Christmas canceled in Iraq for fear of violence

EAST BAY

Wednesday, 65-year-old Iraqi Christian Anwar Faransso sits in a conference room of the East Bay's Catholic Charities. It's a long way from his native Iraq where years ago he and his wife were Baghdad University professors in the school of pharmacy.

Anwar, his wife and three children left Iraq in 1998 because the economic outlook was gloomy. Now, what's left of the Christian population there is desperate to follow.

"The problem is those who are not leaving, it's not because they don't want to leave, it's because they can't," says Anwar.

The United Nation estimates the Iraq War created two million refugees. Anwar says at one time, Christians accounted for between five and six percent of Iraq's population. Now, it's about one or two percent.

Candles in a Baghdad Catholic church commemorate the 68 people massacred there by an Al Qaida-affiliated group in October. Five of those killed were Anwar's relatives.

"Inside the church, when the people were at Sunday mass praying, what kind of religion comes to kill children?
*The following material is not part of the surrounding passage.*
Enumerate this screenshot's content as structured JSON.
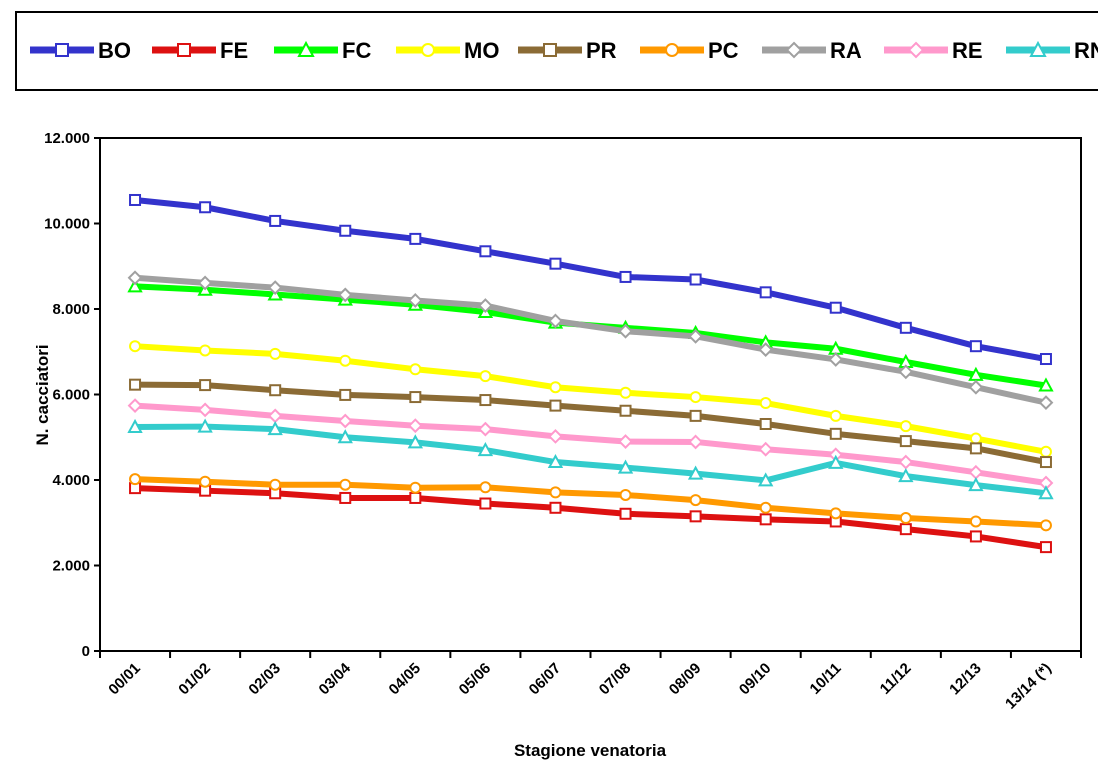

You know one of the children was 4-months-old?" says Anwar.

Anwar's 32-year-old nephew, Zaid Faransso, came to the U.S. two years ago. He left his career as a doctor when his non-Christian friends suddenly changed.

"'This city is not yours, you have to leave. This part of the country is not for you. You're not supposed to be in a certain position because you're so-and-so,'" says Zaid.

Hopes of ever going home are vanishing.

"Christmases will never be the same. The lack of family, being here away from the cultures and traditions I used to celebrate every year," says Zaid.

And there is constant worry about friends and family left behind -- the old and ill who have no way out.

"We have to pray, I always pray for them, for God to protect them, and find an easy way for them to leave," says Anwar.

The U.S. has been criticized for not allowing more Iraqi refugees into the U.S., even as the Senate has cut funds for refugee programs due to budget problems.